Abstract

Multiple factors are known to influence outcomes in single-aneurysm subarachnoid hemorrhage, such as Hunt and Hess (H&H) grade, hypertension, etc. We sought to assess the influence of individual risk factors on outcome in surgically managed patients with multiple intracranial aneurysm. A retrospective review of consecutive 780 patients of subarachnoid hemorrhage revealed multiple intracranial aneurysm in 63 patients with 146 aneurysms. Clinicoradiologic features, hospital course, and outcome obtained via use of the Glasgow Outcome Score were noted from hospital records. H&H grade was divided into 2 groups as good and poor whereas Glasgow Outcome Score at 1 month was divided into 2 groups as favorable and unfavorable for analysis. To test association among variables, a χ(2) test/Fisher exact test was used. Risk was calculated in exposure group by the use of univariate logistic regression and multivariate analysis (binary logistic regression model). A definite female preponderance was observed (male/female ratio: 1:2.71). The most common site was middle cerebral artery bifurcation (overall and male patients, n= 43); in women, it was internal carotid artery bifurcation. Anterior communicating artery aneurysm was the most common to bleed (n= 22). Early presentation resulted in worse outcomes (<4: 4-21: >21days= 44:37:33, P= .844). Vasospasm and infarct incidence was greatest in the group 4-14 days (n= 37). Infarct evolved in 15 patients (8 in territory of aneurysmal dissection/distribution).
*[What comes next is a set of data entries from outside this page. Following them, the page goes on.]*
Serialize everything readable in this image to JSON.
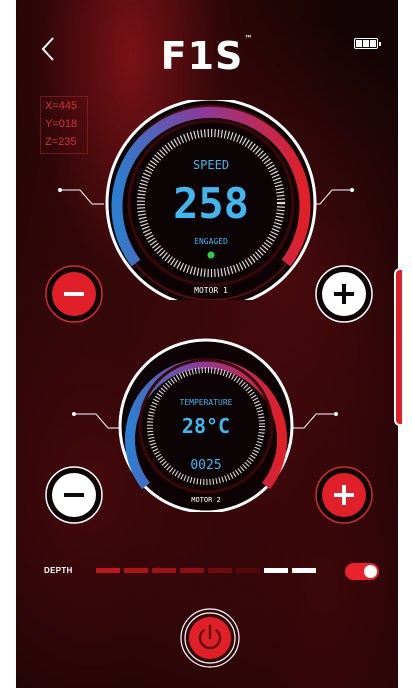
{
  "app": {
    "logo": "F1S",
    "logo_mark": "™"
  },
  "nav": {
    "back_icon": "chevron-left-icon",
    "battery_icon": "battery-full-icon"
  },
  "coordinates": {
    "x": "X=445",
    "y": "Y=018",
    "z": "Z=235"
  },
  "motor1": {
    "label": "SPEED",
    "value": "258",
    "status": "ENGAGED",
    "name": "MOTOR 1",
    "status_color": "#2bd04a"
  },
  "motor2": {
    "label": "TEMPERATURE",
    "value": "28°C",
    "sub_value": "0025",
    "name": "MOTOR 2"
  },
  "depth": {
    "label": "DEPTH",
    "segments": [
      "#c0141e",
      "#b01219",
      "#a01016",
      "#8e0e13",
      "#6e0a0e",
      "#560809",
      "#ffffff",
      "#ffffff"
    ]
  },
  "colors": {
    "accent_red": "#e11f28",
    "digit_blue": "#3fb8f2",
    "ring_blue": "#2c7fd0"
  }
}
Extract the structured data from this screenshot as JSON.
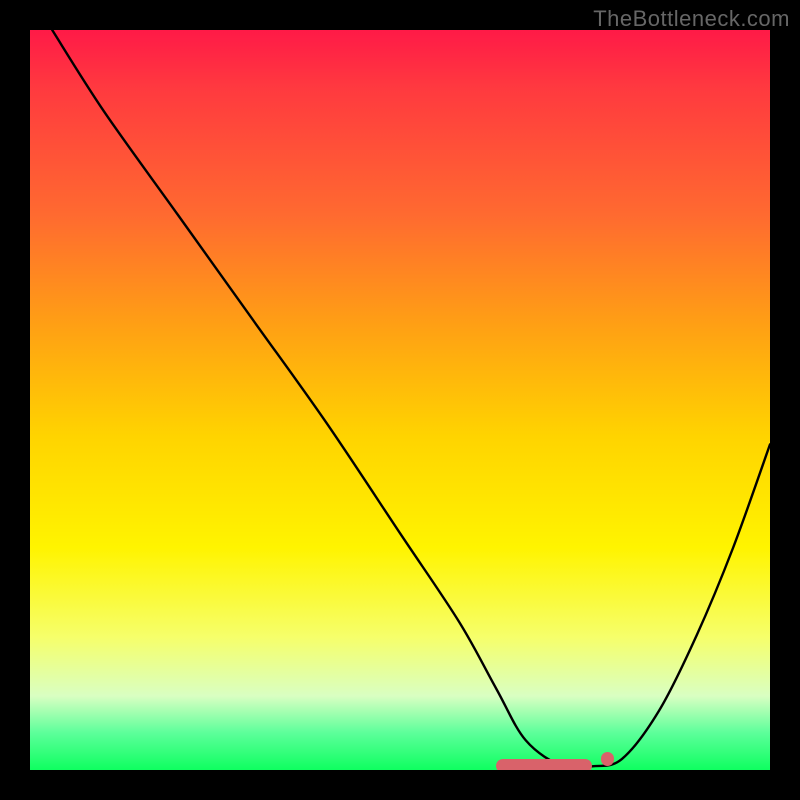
{
  "watermark": "TheBottleneck.com",
  "chart_data": {
    "type": "line",
    "title": "",
    "xlabel": "",
    "ylabel": "",
    "xlim": [
      0,
      100
    ],
    "ylim": [
      0,
      100
    ],
    "series": [
      {
        "name": "bottleneck-curve",
        "x": [
          3,
          10,
          20,
          30,
          40,
          50,
          58,
          63,
          67,
          72,
          76,
          80,
          85,
          90,
          95,
          100
        ],
        "y": [
          100,
          89,
          75,
          61,
          47,
          32,
          20,
          11,
          4,
          0.5,
          0.5,
          1.5,
          8,
          18,
          30,
          44
        ]
      }
    ],
    "markers": {
      "name": "optimal-band",
      "color": "#d9626a",
      "shape": "pill",
      "x_range": [
        63,
        76
      ],
      "y": 0.5,
      "dot": {
        "x": 78,
        "y": 1.5,
        "r": 0.9
      }
    },
    "background_gradient": [
      "#ff1a47",
      "#ff3a3f",
      "#ff6a30",
      "#ffa014",
      "#ffd400",
      "#fff400",
      "#f6ff6a",
      "#d9ffc2",
      "#5cff9a",
      "#0fff60"
    ]
  }
}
Factors influencing patient outcomes were age ≥65 years (P= 0.037), H&H grade (P= 0.04), posterior communicating artery distribution of aneurysm (P= 0.03), hypertension (P= 0.03), infarct (P= 0.001), and hydrocephalus (P= 0.01) CONCLUSIONS: Poor H&H grade, hypertension, posterior communicating artery distribution, elderly age, infarct, and hydrocephalus each influenced poor outcomes at 1 month. Hydrocephalus is predictive of poor outcome.